Nei's (1978) unbiased genetic distances (D) among population pairs were estimated. The resulting pairwise genetic distance matrices were used to build NeighborJoining (NJ) trees (Saitou & Nei, 1987). To assess the confidence of the obtained trees, 1,000 bootstrap replicates of each data matrix were generated (Felsenstein, 1985). A Neighbor-Joining analysis was done using the 10 allozymic loci shared between the present study and that reported by Gajardo et al. (1998) in southern Chile, Gregg et al. (2001) in England, and Farrington et al. (2004) in Australia, (ADH-1*, G3PDH*, GPI-1,2*, GPI-3* IDH3-4*, MDH-1,2*, MDH3-4*, ME-1*, ME-2* and SOD*) (Table 1 for alleles comparison).


Table 1. Approximate size and size inferred from allele frequencies of loci in
O. mykiss
analyzed by different authors.


The samples were also ordered with a nonmetric multidimensional scaling (MDS) of the pairwise FST matrix, and the final stress was calculated (Dunn & Everitt, 1982). The genetic data were analyzed using the FSTAT v2.9.3 (Goudet, 2002), GeDis v1.8 (Peña et al., 2009), GENEPOP v4.1.1 (Raymond & Rousset, 2000), Bottleneck v1.2.02 (Cornuet & Luikart, 1996) and Phylip v3.69c computer programs.

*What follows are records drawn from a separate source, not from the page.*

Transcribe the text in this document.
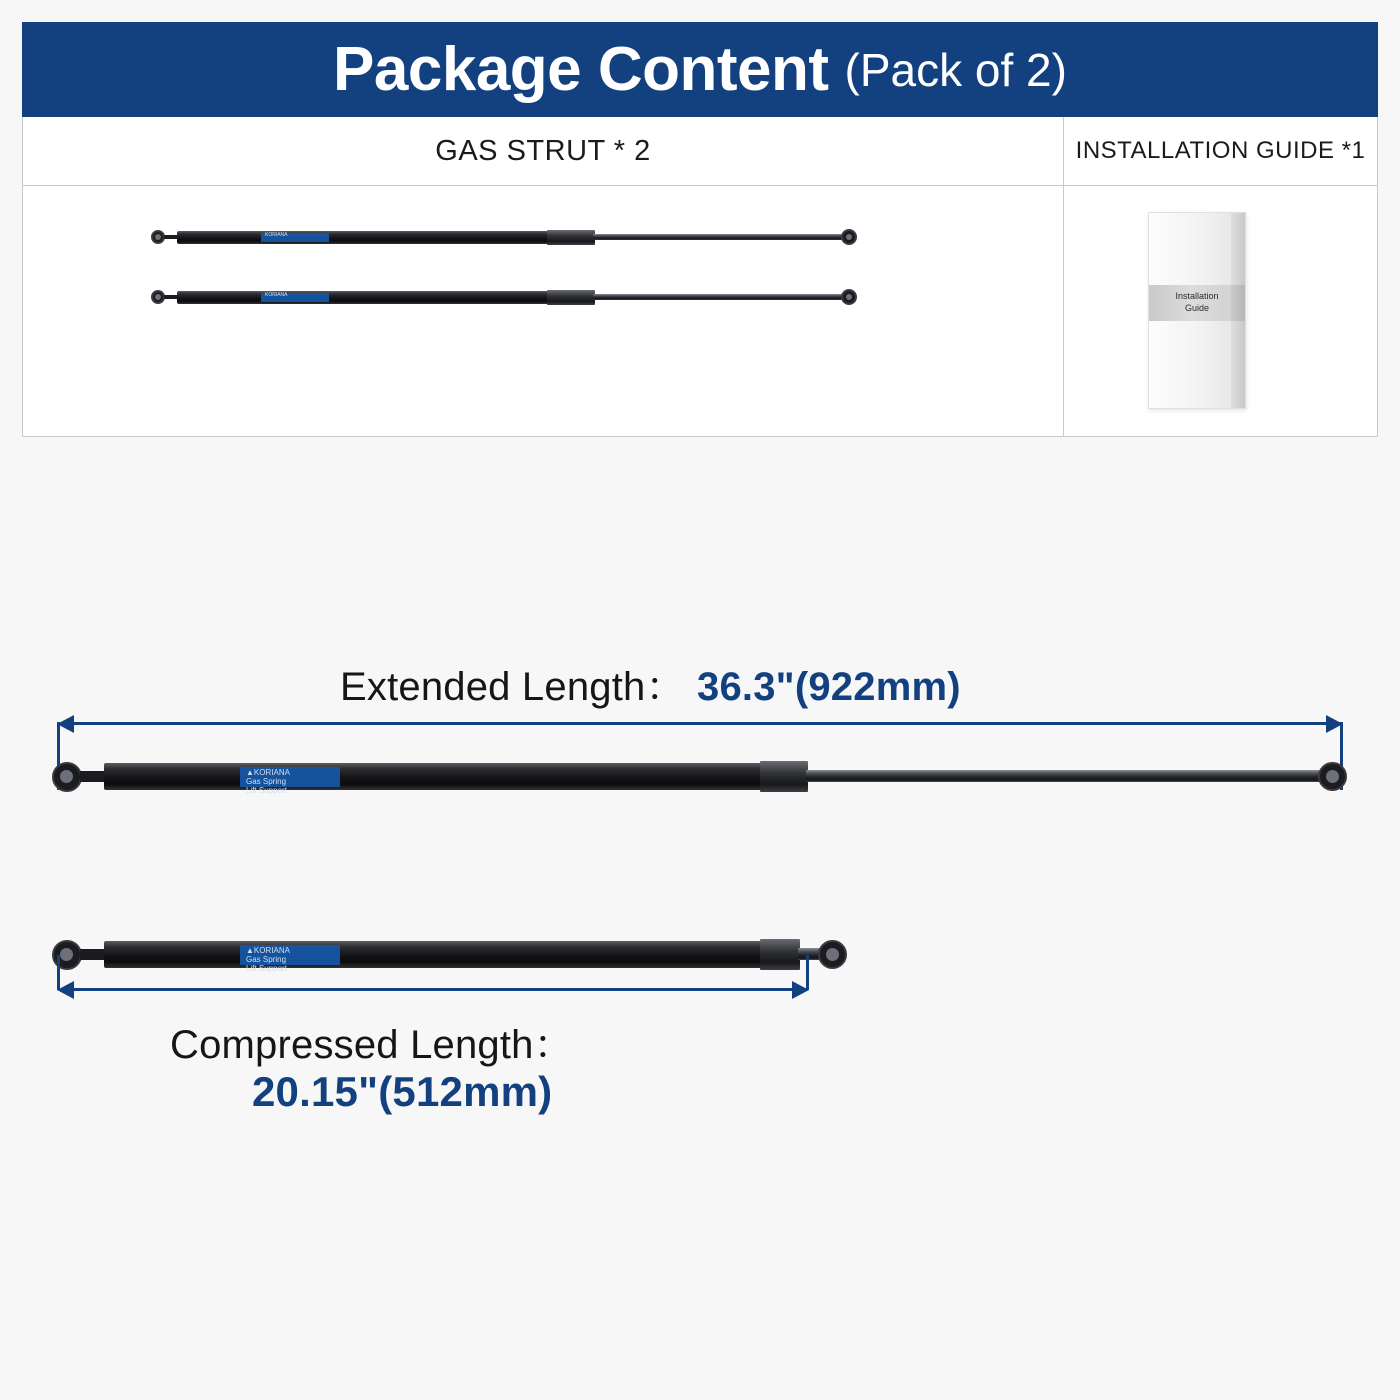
Package Content (Pack of 2)
GAS STRUT * 2	INSTALLATION GUIDE *1
KORIANA
KORIANA	Installation
Guide
Extended Length： 36.3"(922mm)
▲KORIANA
Gas Spring
Lift Support
▲KORIANA
Gas Spring
Lift Support
Compressed Length：
20.15"(512mm)
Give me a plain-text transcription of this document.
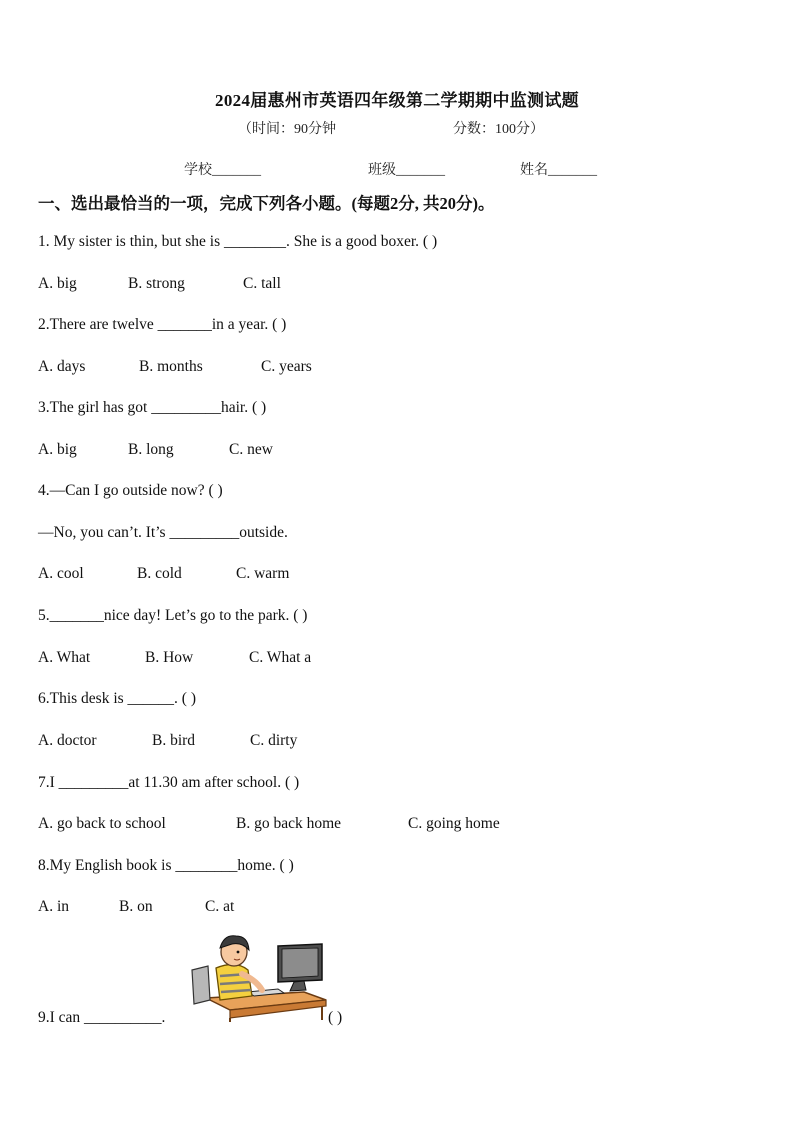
2024届惠州市英语四年级第二学期期中监测试题
（时间：90分钟	分数：100分）
学校_______	班级_______	姓名_______
一、选出最恰当的一项，完成下列各小题。(每题2分, 共20分)。
1. My sister is thin, but she is ________. She is a good boxer. ( )
A. big	B. strong	C. tall
2.There are twelve _______in a year. ( )
A. days	B. months	C. years
3.The girl has got _________hair. ( )
A. big	B. long	C. new
4.—Can I go outside now? ( )
—No, you can’t. It’s _________outside.
A. cool	B. cold	C. warm
5._______nice day! Let’s go to the park. ( )
A. What	B. How	C. What a
6.This desk is ______. ( )
A. doctor	B. bird	C. dirty
7.I _________at 11.30 am after school. ( )
A. go back to school	B. go back home	C. going home
8.My English book is ________home. ( )
A. in	B. on	C. at
9.I can __________.	( )
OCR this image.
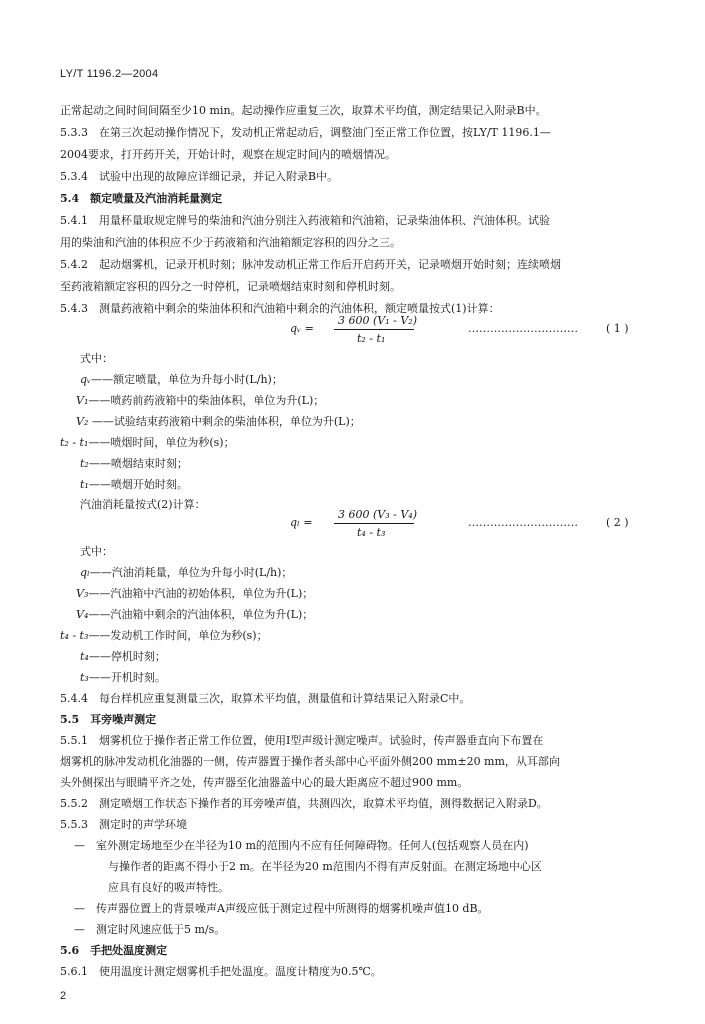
LY/T 1196.2—2004
正常起动之间时间间隔至少10 min。起动操作应重复三次，取算术平均值，测定结果记入附录B中。
5.3.3　在第三次起动操作情况下，发动机正常起动后，调整油门至正常工作位置，按LY/T 1196.1—
2004要求，打开药开关，开始计时，观察在规定时间内的喷烟情况。
5.3.4　试验中出现的故障应详细记录，并记入附录B中。
5.4　额定喷量及汽油消耗量测定
5.4.1　用量杯量取规定牌号的柴油和汽油分别注入药液箱和汽油箱，记录柴油体积、汽油体积。试验
用的柴油和汽油的体积应不少于药液箱和汽油箱额定容积的四分之三。
5.4.2　起动烟雾机，记录开机时刻；脉冲发动机正常工作后开启药开关，记录喷烟开始时刻；连续喷烟
至药液箱额定容积的四分之一时停机，记录喷烟结束时刻和停机时刻。
5.4.3　测量药液箱中剩余的柴油体积和汽油箱中剩余的汽油体积，额定喷量按式(1)计算：
qᵥ =
3 600 (V₁ - V₂)
t₂ - t₁
…………………………	( 1 )
式中：
qᵥ——额定喷量，单位为升每小时(L/h)；
V₁——喷药前药液箱中的柴油体积，单位为升(L)；
V₂ ——试验结束药液箱中剩余的柴油体积，单位为升(L)；
t₂ - t₁——喷烟时间，单位为秒(s)；
t₂——喷烟结束时刻；
t₁——喷烟开始时刻。
汽油消耗量按式(2)计算：
qₗ =
3 600 (V₃ - V₄)
t₄ - t₃
…………………………	( 2 )
式中：
qₗ——汽油消耗量，单位为升每小时(L/h)；
V₃——汽油箱中汽油的初始体积，单位为升(L)；
V₄——汽油箱中剩余的汽油体积，单位为升(L)；
t₄ - t₃——发动机工作时间，单位为秒(s)；
t₄——停机时刻；
t₃——开机时刻。
5.4.4　每台样机应重复测量三次，取算术平均值，测量值和计算结果记入附录C中。
5.5　耳旁噪声测定
5.5.1　烟雾机位于操作者正常工作位置，使用Ⅰ型声级计测定噪声。试验时，传声器垂直向下布置在
烟雾机的脉冲发动机化油器的一侧，传声器置于操作者头部中心平面外侧200 mm±20 mm，从耳部向
头外侧探出与眼睛平齐之处，传声器至化油器盖中心的最大距离应不超过900 mm。
5.5.2　测定喷烟工作状态下操作者的耳旁噪声值，共测四次，取算术平均值，测得数据记入附录D。
5.5.3　测定时的声学环境
—　室外测定场地至少在半径为10 m的范围内不应有任何障碍物。任何人(包括观察人员在内)
与操作者的距离不得小于2 m。在半径为20 m范围内不得有声反射面。在测定场地中心区
应具有良好的吸声特性。
—　传声器位置上的背景噪声A声级应低于测定过程中所测得的烟雾机噪声值10 dB。
—　测定时风速应低于5 m/s。
5.6　手把处温度测定
5.6.1　使用温度计测定烟雾机手把处温度。温度计精度为0.5℃。
2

Of the 20 enzyme systems analyzed, a total of 38 presumptive loci were resolved, 9 were found to be polymorphic in at least one of the populations in the study (ACO*, DIA*, GLYDH*, G3PDH-3*, PGM-2*, SOD*, TF*) and the duplicate loci IDH-3,4* and MDH-3,4* (Table 2).

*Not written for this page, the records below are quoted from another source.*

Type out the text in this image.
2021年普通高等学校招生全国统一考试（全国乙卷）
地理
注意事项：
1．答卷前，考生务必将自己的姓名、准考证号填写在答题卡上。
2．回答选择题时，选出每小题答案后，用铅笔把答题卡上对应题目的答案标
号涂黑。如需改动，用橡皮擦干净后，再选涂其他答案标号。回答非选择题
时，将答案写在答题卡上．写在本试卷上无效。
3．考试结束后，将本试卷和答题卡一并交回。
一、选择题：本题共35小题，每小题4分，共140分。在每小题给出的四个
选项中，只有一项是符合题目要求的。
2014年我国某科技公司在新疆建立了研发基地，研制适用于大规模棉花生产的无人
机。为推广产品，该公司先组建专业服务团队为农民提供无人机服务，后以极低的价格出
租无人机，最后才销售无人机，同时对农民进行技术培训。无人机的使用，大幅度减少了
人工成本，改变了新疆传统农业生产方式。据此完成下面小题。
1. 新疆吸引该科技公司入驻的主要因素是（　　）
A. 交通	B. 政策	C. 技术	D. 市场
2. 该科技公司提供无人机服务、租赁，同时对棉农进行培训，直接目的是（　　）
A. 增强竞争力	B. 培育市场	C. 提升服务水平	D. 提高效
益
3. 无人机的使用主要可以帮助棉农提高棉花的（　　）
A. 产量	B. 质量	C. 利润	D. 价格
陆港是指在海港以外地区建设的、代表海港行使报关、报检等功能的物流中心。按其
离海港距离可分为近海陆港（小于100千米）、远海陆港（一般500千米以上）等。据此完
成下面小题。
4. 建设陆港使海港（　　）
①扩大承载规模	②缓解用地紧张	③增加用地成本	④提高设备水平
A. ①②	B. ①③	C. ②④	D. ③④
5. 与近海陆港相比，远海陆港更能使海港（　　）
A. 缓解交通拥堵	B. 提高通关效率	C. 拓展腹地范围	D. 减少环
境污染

Table 2. Allele frequencies of rainbow trout for 9 polymorphic loci in four naturalized
populations from northern Chile and six fanned stock. Nmnber of individuals (N), and
Heterozygote deficiency (F) by locus in each population. The superscripts indicate
those significant X2 test values after a Bonferroni's conection (a: P < 0.05, b:P < 0.01).

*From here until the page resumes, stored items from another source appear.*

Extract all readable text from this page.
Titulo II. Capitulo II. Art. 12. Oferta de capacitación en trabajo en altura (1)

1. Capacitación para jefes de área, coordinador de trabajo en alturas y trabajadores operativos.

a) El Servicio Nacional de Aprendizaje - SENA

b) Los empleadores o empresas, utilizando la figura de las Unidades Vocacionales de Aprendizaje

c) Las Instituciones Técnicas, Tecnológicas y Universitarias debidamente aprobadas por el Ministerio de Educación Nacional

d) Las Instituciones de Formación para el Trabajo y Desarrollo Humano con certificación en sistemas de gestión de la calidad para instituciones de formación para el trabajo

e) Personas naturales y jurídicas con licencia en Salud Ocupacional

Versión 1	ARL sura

Alleles per locus and allele frequencies at each population are showed in Table 2. Samples from the Limarí river basins did not show variation for the ACO*, DIA*, GLYDH*, G3PDH* and TF* locus, but in these populations an exclusive PGM-2*60 allele was observed with significant differences in frequency among them (P < 0.05). Samples from the Elqui basin did not show variation for ACO* and GLYDH*. In the La Laguna sample an allele (DIA*95) was only shared with the Cofradex strain. The Claro River sample was the only wild population that showed the allele (G3PDH*120), which was also observed in the cultured Steelhead and Donaldson strains. The allele IDH-3,4*70 in the La Laguna sample was also observed only in cultured strains, except for Steelhead, but the allele IDH-3,4*90 was exclusive to the Cofradex strain. In both basins, Elqui and Limarí, F-values for the locus IDH-3,4* were significantly different from zero (P < 0.01), and also PGM-2* in the Limarí basin populations and in the Kamloops strain (Table 2).

Wild rainbow trout populations showed a similar range of variation in heterocigosity, polymorphism (P%) and number of alleles per locus than commercial strains (Table 2). In turn, wild populations from the Elqui basin showed higher genetic variability than populations from the Limarí River basin (Table 2). Only the sample from Claro River showed a significant departure from Hardy-Weinberg equilibrium in genotype frequencies (P < 0.05), having an excess of observed homozygotes. This population was built by pooling three subsamples from the same river with different size distributions (Fig. 4).

The FST value of all populations was 0.222, ranging between 0.014 for locus DIA* to 0.361 for locus TF*, with all values being different from zero (P < 0.05), except for DIA* (P > 0.05). FST between the wild populations was 0.155 and for between hatchery samples it was 0.213, both highly significant (P < 0.001). Similarly, pair-wise comparisons between populations were highly significant (P < 0.001), and only the comparisons between rivers within the Limari basin, and between the Limari basin and the Steelhead strain did not show differences (P > 0.05; Table 3). The analysis to detect recent effective population size reductions from allele data frequencies showed a significant departure from the IAM model only for the Grande River samples (P < 0.05).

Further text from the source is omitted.